The Weeping Willow
Each night I find myself sitting against the tree,
Hating myself, locking my heart and throwing away the key,
I sit there and wait, just hoping for the someone who may care,
No one ever comes, nor will they I am aware.
I sit beneath the weeping willow,
Its leaves and shade make my soothing pillow,
Aye, my tears are just fuel for my restless dreams,
Then again, my existence is nothing as it seems.
It all began from a time I am unaware,
I had no friends, no love to share,
My heart shattered, the core went rotten,
My happy days long since forgotten.
My desire in life is simply to die,
I’m sick and tired of having to be in agony and cry,
My parents, family, classmates, they just build it,
They look at me as a mistake, best to fix it.
They hand me the rope and the chair with a smile,
They play it off like they care for a while.
Then they shut the door and sit by the bay,
“Whatever happens, happens,” they always say.
The disappointment on their face when I live,
I must be a curse they seek God to forgive.
I’m constantly belittled and told to die.
The moments of love they give are but a lie.
Father who art in heaven, why must I suffer more?
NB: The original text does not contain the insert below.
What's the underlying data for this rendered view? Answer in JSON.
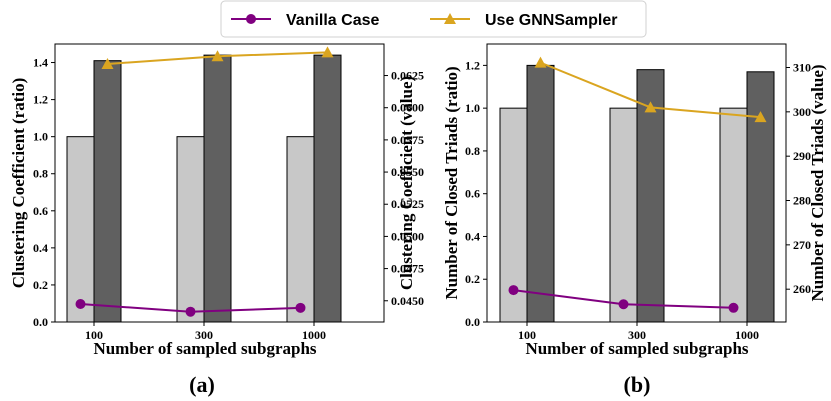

Why have you made collecting my tears a chore?
How have I deserved this? How have I failed you and what must I do?
What more can I do just to please you?
Make this stop, let it end,
Give me love or just a friend.
End this nightmare just for once, even for a moment.
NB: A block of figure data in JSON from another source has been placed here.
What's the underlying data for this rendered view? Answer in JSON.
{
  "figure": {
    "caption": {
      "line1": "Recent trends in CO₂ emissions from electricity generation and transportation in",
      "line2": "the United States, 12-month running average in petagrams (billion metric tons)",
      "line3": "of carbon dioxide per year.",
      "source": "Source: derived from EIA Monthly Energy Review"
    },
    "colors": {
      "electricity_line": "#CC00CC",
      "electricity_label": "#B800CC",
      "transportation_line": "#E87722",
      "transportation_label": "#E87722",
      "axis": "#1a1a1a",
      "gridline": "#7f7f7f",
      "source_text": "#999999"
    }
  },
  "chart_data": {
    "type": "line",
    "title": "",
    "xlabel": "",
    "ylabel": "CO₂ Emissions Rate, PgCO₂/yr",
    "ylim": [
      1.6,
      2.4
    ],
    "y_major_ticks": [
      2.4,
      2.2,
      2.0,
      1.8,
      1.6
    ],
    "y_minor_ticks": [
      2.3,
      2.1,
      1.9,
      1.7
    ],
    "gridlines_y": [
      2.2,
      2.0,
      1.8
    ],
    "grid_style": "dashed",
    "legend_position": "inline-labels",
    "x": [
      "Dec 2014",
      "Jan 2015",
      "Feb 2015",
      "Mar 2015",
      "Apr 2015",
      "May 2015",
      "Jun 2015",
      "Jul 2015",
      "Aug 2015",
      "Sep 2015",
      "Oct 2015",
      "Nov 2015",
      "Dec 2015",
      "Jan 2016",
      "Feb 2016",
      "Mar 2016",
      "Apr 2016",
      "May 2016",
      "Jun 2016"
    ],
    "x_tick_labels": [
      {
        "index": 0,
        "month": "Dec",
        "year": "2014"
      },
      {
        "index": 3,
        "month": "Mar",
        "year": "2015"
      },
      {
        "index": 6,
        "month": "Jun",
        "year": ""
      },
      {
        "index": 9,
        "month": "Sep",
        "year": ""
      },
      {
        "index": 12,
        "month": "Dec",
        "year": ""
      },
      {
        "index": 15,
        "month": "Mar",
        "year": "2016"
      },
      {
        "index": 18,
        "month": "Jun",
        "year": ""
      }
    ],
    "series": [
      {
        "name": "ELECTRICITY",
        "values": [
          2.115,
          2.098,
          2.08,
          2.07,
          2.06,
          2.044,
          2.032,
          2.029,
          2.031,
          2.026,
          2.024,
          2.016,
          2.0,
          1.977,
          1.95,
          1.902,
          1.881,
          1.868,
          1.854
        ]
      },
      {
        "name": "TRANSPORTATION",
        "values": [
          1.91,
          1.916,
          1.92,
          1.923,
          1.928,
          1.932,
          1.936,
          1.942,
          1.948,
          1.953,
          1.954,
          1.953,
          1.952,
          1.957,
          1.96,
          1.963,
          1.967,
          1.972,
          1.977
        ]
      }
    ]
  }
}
Just stop, stop making everything my opponent!
I cry every night and fake every day.
I make people happy with the words that I say.
Why can’t I just sit back and be happy or glad?
WHY MUST YOU ALWAYS MAKE ME SO SAD?!
No, you don’t care, just like the others,
Just like mother, father and his brothers,
Just like my crush and my exes whom I love,
You’re just toying with me, laughing from above.
I’ll never get better, this I know,
I have no people to love, no paradise to go,
Perhaps my life will end soon so I may rest,
Let’s cross our fingers and hope for the best.
Well it’s a long way down to hell when you’re alone.
Although my life isn’t much worse, no one cares to pick up the phone.
Perhaps I’ll just stay here while the world becomes a hate billow,
Just stay here…with my weeping willow.